When Yugoslavia was invaded in World War II, all of Bosnia and Herzegovina was ceded to Nazi-puppet Croatia. The Cold War saw the establishment of the Communist Yugoslavia under Tito, and the reestablishment of Bosnia and Herzegovina as a republic within its Ottoman borders.
The Bosnian-Herzegovinian declaration of sovereignty in October of 1991, was followed by a referendum for independence from Yugoslavia in February 1992 boycotted by the Bosnian-Herzegovinian Serbs. Serbia and Bosnian Serbs responded shortly thereafter with armed attacks on Bosnian-Herzegovinian Croats and Bosniaks aimed at partitioning the republic along ethnic lines and joining Serb-held areas. The UNPROFOR (UN Protection Force) was deployed in Bosnia and Herzegovina in mid-1992. 1992 and 1993 saw the greatest bloodshed in Europe after 1945. In March 1994, Bosniaks and Croats reduced the number of warring factions from three to two by signing an agreement creating a joint Bosniak-Croat Federation of Bosnia and Herzegovina. Each nation reported many casualties in the three sided conflict, in which the Bosniaks reported the highest number of deaths and casualties. However, the only case officially ruled by the U.N. Hague tribunal as genocide was the Srebrenica massacre of 1995. At the end of the war more than 200,000 had been killed and more than 2 million people fled their homes (including over 1 million to neighboring nations and the west).
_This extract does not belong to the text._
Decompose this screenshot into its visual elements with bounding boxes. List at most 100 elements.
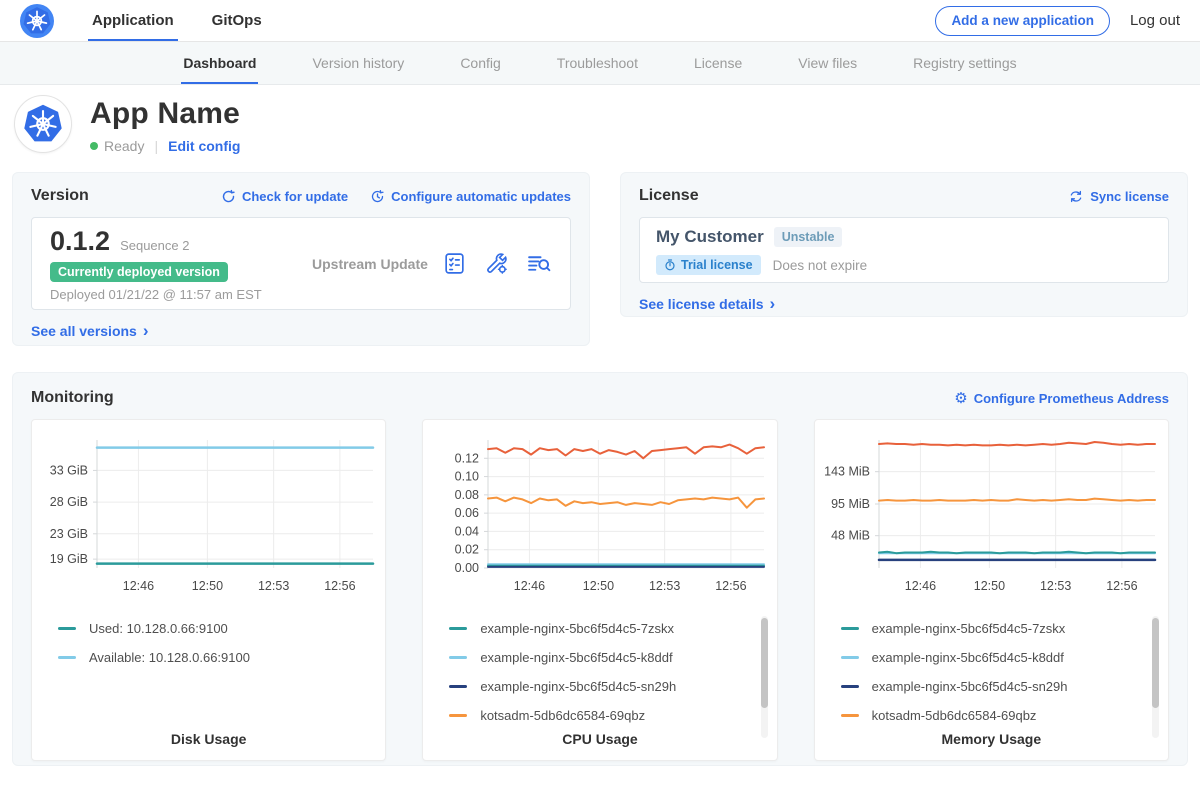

On November 21, 1995, in Dayton, Ohio, presidents of Bosnia and Herzegovina (Alija Izetbegović), Croatia (Franjo Tuđman), and Serbia (Slobodan Milošević) signed a peace agreement that brought a halt to the three years of war in the Republic of Bosnia and Herzegovina (the final agreement was signed in Paris on 14 December 1995). The Dayton Agreement succeeded in ending the bloodshed in Bosnia and Herzegovina, and it institutionalized the division between the Bosnian-Herzegovinian Muslim and Croat entity - Federation of Bosnia and Herzegovina (51% of the territory), and the Bosnian-Herzegovinian Serb entity - Republika Srpska (49%).
The enforcement of the implementation of the Dayton Agreement was through a UN mandate using various multinational forces: NATO-led IFOR (Implementation Force), which transitioned to the SFOR (Stabilisation Force) the next year, which in turn transitioned to the EU-led EUFOR at end of 2004. The civil administration of Bosnia and Herzegovina is headed by the High Representative of the international community.